В течение двух часов со мной провели три очные ставки. Сперва с дежурной по этажу – ни одной из них я до этого не замечал. После двенадцати ночи они обычно уходили в свои комнаты или спали в коридоре на диване, укрывшись одеялом. Вторым был швейцар, который, не глядя на меня, подтвердил, что не видел, как я выходил из гостиницы или заходил обратно.

– Как вышел, – добавил он, – возможно, проглядел, но вернуться после двадцати четырех незамеченным невозможно. Я сам открываю дверь, она в это время уже заперта. Возможно, товарищ следователь вернулся раньше, до полуночи? Тогда я мог его и не заметить.

Третьим вызвали бармена. Он проявлял ко мне явную симпатию и говорил, стараясь уловить, какой вариант ответа устраивает меня больше. Рассказывая об инциденте с Коробко, он представил дело так, что я чуть ли не защищался от атаки пьяного Валентина. Это вызвало мою улыбку, однако я молча согласился с ним. Раиду Мирзоевну и Светлану Горелову на очную ставку не позвали, так как я признал факт драки, подтвердив, что именно так все случилось на самом деле. Перед уходом бармен Борис вспомнил, что, со слов Тани, дежурной по этажу, вчера около полуночи она отнесла в номер двести двадцать четыре – это был номер Ольги – бутылку шампанского, яблоки и две плитки шоколада и там увидела мужчину, но не смогла разглядеть, я это или кто-то другой. Я вспомнил, что действительно просил дежурную принести нам шампанское и фрукты. Обычно они держали у себя в холодильнике спиртное, бутерброды, шоколад, минеральную воду и продавали их запоздалым гостям по завышенной цене.
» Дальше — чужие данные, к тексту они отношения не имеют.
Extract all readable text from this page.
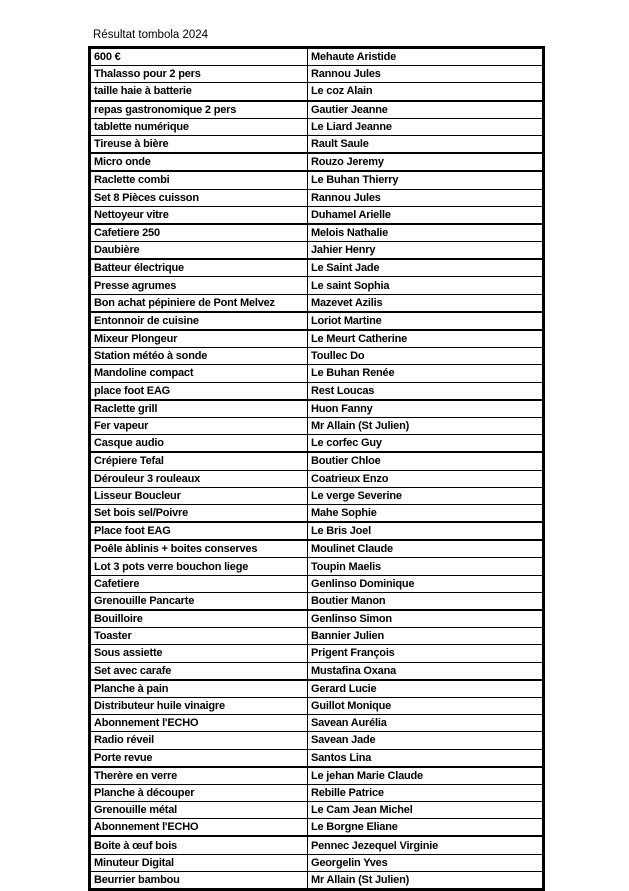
Résultat tombola 2024
600 €	Mehaute Aristide
Thalasso pour 2 pers	Rannou Jules
taille haie à batterie	Le coz Alain
repas gastronomique 2 pers	Gautier Jeanne
tablette numérique	Le Liard Jeanne
Tireuse à bière	Rault Saule
Micro onde	Rouzo Jeremy
Raclette combi	Le Buhan Thierry
Set 8 Pièces cuisson	Rannou Jules
Nettoyeur vitre	Duhamel Arielle
Cafetiere 250	Melois Nathalie
Daubière	Jahier Henry
Batteur électrique	Le Saint Jade
Presse agrumes	Le saint Sophia
Bon achat pépiniere de Pont Melvez	Mazevet Azilis
Entonnoir de cuisine	Loriot Martine
Mixeur Plongeur	Le Meurt Catherine
Station météo à sonde	Toullec Do
Mandoline compact	Le Buhan Renée
place foot EAG	Rest Loucas
Raclette grill	Huon Fanny
Fer vapeur	Mr Allain (St Julien)
Casque audio	Le corfec Guy
Crépiere Tefal	Boutier Chloe
Dérouleur 3 rouleaux	Coatrieux Enzo
Lisseur Boucleur	Le verge Severine
Set bois sel/Poivre	Mahe Sophie
Place foot EAG	Le Bris Joel
Poêle àblinis + boites conserves	Moulinet Claude
Lot 3 pots verre bouchon liege	Toupin Maelis
Cafetiere	Genlinso Dominique
Grenouille Pancarte	Boutier Manon
Bouilloire	Genlinso Simon
Toaster	Bannier Julien
Sous assiette	Prigent François
Set avec carafe	Mustafina Oxana
Planche à pain	Gerard Lucie
Distributeur huile vinaigre	Guillot Monique
Abonnement l'ECHO	Savean Aurélia
Radio réveil	Savean Jade
Porte revue	Santos Lina
Therère en verre	Le jehan Marie Claude
Planche à découper	Rebille Patrice
Grenouille métal	Le Cam Jean Michel
Abonnement l'ECHO	Le Borgne Eliane
Boite à œuf bois	Pennec Jezequel Virginie
Minuteur Digital	Georgelin Yves
Beurrier bambou	Mr Allain (St Julien)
Следователи, майор и капитан, работали четко, без особого рвения, держались сухо и вежливо. Мои попытки пикироваться пропускали мимо ушей, вероятно, понимая мое душевное состояние. Постепенно стало ясно, что главный акцент делался на моих отношениях с Коробко. Должно быть, с ним произошла какая-то трагедия. Он мог выпрыгнуть или выпасть из окна – на зиму окна в гостинице заклеивали, а сейчас их уже открыли. Его могли убить, что маловероятно, или же он покончил жизнь самоубийством, что больше похоже на правду. Но разве сложно доказать факт самоубийства? Ведь после судебно-медицинской и баллистической экспертизы картина случившегося станет очевидной. Однако, судя по всему, пока рассматривается версия убийства.

– Коллеги, – обратился я к следователям, – я хочу обратить ваше внимание на тот факт, что Коробко – алкоголик, притом не начинающий, не любитель, а самый что ни на есть законченный. Он выпивал даже ночью, его организм все время требовал новой дозы спиртного. В этом я убедился, когда мы жили в одном номере.

– Знаем. Эта версия также рассматривается.